Herringhausen (Niedersachsen)

 31.08.1988 / Stärke (n. bek.) Verdacht
Datum nicht genau bekannt, Monat August 1988. Darüber berichtete im Jahre 2015 ein Augenzeuge: "Ich habe gestern mal ein wenig auf eurer Seite gestöbert und bin dort auf eine Meldung vom August 1988 gestoßen. Damals war ein Tornado in Venne. In dem Monat war auch ein spektakuläres Ereignis in Bohmte OT Herringhausen (nur ein paar Kilometer von Venne entfernt). Dieses geschah aber nachts bzw. spät abends. Ich war zwar erst 6 Jahre alt, aber erinnere mich noch haargenau daran. Ob es jetzt ein Tornado war, oder nicht, kann ich natürlich nicht 100%ig sagen, aber ich wollte es euch einmal schildern. Dieser (ich nenn ihn jetzt einfach mal) Sturm begann recht unvermittelt am späten Abend.
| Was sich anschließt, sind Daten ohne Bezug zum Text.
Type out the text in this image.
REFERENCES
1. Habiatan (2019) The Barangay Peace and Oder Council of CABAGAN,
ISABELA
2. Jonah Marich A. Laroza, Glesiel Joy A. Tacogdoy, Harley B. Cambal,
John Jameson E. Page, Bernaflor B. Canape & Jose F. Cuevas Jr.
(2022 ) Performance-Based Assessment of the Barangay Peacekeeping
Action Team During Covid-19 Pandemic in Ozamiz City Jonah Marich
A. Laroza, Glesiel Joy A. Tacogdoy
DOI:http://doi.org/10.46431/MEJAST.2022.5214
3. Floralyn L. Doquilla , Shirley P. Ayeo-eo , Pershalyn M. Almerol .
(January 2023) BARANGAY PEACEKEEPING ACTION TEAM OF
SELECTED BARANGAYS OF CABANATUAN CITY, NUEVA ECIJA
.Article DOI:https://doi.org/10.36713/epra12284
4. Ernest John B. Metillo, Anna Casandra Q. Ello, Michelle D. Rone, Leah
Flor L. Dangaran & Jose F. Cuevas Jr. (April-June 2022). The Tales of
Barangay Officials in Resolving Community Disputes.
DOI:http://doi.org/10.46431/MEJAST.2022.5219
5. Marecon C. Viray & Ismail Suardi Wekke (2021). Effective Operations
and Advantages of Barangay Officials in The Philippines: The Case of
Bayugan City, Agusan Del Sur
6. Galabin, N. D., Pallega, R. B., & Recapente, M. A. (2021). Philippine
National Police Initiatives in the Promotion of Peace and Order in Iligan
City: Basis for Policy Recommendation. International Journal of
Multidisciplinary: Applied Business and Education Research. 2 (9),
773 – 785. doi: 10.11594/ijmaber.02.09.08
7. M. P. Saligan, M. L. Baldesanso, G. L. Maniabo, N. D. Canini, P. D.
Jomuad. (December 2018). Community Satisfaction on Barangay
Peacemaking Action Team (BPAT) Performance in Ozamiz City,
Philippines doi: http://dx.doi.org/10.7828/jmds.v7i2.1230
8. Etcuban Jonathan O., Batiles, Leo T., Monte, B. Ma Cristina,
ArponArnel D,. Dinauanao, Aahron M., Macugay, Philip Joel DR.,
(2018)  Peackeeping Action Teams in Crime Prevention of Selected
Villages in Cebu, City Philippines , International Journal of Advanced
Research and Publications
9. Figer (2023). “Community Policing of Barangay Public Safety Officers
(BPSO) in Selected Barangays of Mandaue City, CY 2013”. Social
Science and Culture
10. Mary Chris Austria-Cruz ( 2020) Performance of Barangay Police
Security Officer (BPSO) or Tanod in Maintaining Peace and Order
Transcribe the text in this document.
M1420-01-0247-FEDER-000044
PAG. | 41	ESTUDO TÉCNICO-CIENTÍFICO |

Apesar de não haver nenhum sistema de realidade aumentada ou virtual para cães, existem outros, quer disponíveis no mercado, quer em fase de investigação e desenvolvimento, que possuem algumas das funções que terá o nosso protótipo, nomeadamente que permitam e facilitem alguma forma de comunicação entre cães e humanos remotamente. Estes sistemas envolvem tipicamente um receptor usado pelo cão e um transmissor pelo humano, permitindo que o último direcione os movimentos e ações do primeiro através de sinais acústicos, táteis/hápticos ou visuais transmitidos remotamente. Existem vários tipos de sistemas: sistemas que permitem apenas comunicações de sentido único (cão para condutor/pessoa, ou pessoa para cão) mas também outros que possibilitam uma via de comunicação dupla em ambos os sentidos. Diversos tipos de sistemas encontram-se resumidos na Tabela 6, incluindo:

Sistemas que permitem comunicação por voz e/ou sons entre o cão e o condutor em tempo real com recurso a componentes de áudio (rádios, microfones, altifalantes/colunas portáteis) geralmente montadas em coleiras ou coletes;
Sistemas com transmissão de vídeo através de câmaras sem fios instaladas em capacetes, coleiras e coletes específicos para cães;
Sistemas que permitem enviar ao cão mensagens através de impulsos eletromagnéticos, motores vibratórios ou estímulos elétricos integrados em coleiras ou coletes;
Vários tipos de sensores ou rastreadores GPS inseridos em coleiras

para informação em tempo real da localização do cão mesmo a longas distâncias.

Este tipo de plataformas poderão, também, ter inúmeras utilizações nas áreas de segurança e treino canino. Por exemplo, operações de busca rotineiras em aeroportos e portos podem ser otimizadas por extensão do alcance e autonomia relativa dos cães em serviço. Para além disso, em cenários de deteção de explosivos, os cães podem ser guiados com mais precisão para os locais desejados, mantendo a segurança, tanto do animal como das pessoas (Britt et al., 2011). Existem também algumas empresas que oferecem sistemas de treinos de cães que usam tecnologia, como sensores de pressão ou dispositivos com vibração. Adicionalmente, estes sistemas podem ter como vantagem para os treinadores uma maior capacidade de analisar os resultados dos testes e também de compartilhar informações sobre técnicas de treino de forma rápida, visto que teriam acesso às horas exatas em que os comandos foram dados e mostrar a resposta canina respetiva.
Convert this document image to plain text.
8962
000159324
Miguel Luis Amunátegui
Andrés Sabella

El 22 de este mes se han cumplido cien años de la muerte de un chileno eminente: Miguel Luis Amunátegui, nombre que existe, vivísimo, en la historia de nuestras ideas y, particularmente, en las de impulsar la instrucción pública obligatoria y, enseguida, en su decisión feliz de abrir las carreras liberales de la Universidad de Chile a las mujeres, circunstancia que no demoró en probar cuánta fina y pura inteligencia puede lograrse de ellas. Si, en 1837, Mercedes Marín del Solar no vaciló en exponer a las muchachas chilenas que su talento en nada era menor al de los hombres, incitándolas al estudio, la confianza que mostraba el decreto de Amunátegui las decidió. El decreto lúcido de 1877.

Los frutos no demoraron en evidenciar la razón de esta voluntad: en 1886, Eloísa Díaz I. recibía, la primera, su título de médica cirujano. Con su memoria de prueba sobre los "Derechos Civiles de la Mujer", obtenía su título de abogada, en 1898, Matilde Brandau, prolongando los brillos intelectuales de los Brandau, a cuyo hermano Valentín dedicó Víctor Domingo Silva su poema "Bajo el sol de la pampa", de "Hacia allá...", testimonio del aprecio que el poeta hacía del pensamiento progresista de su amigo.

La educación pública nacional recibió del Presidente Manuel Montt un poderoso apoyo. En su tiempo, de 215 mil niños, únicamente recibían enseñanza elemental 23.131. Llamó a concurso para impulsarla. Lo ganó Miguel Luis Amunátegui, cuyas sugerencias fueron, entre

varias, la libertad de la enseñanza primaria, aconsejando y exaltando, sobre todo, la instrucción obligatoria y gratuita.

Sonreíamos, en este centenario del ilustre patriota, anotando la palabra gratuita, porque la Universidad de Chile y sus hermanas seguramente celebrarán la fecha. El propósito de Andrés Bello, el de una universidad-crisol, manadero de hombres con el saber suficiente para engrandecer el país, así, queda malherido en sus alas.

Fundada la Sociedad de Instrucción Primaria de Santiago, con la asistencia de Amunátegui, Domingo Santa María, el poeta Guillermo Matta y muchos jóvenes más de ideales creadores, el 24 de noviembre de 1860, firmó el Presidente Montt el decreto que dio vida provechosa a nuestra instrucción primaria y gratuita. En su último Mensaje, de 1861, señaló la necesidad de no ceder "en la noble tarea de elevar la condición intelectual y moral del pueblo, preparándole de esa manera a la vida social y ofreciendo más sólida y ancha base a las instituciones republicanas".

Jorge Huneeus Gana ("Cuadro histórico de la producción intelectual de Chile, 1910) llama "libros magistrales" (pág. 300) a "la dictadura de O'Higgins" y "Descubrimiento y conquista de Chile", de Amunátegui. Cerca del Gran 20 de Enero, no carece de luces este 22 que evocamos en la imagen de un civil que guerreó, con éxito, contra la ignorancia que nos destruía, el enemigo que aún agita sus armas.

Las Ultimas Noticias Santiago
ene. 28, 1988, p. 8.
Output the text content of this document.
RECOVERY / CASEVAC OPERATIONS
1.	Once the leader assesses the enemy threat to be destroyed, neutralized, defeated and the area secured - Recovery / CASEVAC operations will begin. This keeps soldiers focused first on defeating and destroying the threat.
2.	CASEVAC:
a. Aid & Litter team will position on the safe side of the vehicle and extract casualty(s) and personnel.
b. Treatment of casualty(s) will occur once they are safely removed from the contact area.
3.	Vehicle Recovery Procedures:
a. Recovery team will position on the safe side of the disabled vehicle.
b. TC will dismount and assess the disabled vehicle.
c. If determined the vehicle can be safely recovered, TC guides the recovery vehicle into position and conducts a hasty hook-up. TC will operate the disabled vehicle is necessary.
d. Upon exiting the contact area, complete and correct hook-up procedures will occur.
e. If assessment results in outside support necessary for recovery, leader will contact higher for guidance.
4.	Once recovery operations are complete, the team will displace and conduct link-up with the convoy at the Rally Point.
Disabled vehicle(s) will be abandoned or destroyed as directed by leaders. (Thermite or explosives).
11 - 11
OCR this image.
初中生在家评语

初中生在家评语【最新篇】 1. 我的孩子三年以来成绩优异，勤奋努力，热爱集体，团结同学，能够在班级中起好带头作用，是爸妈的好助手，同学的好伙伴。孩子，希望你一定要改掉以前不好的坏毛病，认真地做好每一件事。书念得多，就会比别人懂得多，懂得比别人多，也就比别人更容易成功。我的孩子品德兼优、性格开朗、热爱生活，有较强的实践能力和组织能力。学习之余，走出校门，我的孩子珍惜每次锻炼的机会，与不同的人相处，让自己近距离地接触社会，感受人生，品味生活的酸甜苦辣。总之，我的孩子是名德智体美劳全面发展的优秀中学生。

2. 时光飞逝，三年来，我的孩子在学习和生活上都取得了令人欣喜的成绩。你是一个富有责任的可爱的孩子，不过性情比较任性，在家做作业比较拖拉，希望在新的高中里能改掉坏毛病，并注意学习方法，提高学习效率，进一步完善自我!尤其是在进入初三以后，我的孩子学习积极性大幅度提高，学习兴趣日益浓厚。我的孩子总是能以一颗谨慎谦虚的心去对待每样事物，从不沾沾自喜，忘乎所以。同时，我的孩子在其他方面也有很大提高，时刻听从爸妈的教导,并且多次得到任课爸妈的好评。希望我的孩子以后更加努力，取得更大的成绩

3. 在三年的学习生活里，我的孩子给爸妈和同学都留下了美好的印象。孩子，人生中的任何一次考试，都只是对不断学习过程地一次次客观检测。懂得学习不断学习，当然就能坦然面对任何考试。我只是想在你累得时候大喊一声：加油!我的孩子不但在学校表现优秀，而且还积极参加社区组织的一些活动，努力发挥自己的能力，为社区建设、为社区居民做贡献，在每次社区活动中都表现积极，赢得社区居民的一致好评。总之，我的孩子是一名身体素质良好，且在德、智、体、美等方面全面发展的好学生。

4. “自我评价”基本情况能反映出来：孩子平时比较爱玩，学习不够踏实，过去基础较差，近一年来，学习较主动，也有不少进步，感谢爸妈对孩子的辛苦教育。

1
Ich wurde von meiner Mutter geweckt, weil sie Angst hatte, dass das Dach "wegfliegt". Der Wind selbst kam aus nordwestlicher Richtung, zunächst mit großem Hagel, später dann mit starkem Regen. Es war, als käme der Hagel aus allen Richtungen. Sämtliche Jalousien unseres Hauses waren durchlöchert. Mehrere Bäume wurden entwurzelt. Einer direkt neben unserem Garten. Was mich im Nachhinein stutzig macht ist, dass der Baum in Richtung Westen gefallen ist - also gegen den Wind. Das weiß ich noch so genau, weil das riesige Loch vom Wurzelballen und die Wurzel in Richtung unseres Gartens zeigten. Wäre der Baum mit der Windrichtung gefallen, wäre er in unserem Garten gelandet. Außerdem lief der Regen in Sturzbächen durch unser Dachfenster. Der Wind muss das Wasser nach oben durch das Oberlicht gedrückt haben. Das Fenster war bis zu dem Zeitpunkt eigentlich geschlossen. Faszinierend hier dran ist, dass das Fenster nach Süden zeigt und zudem durch einen Anbau auf der rechten Seite eigentlich gut geschützt liegt. Sehr gut erinnere ich mich an den Anblick, als der Sturm vorüber war. Von einem Nachbarhaus waren viele Dachziegel weggeflogen und das Dach war so beschädigt, dass das Licht im Haus aus den Löchern im Dach schien. Etwa 200 m weiter war (bzw. ist immer noch) ein Einzelhandel mit Kleidung. Dort wurde zu der Zeit renoviert. Die Verkaufsräume waren ausgelagert in ein riesiges Zelt neben dem Gebäude. Es war so ein großes Bierzelt, wie man es auf Schützenfesten etc. findet. Es war zur Hälfte geschützt durch das Gebäude. Dieser Teil war relativ unbeschädigt. Die andere Hälfte war platt."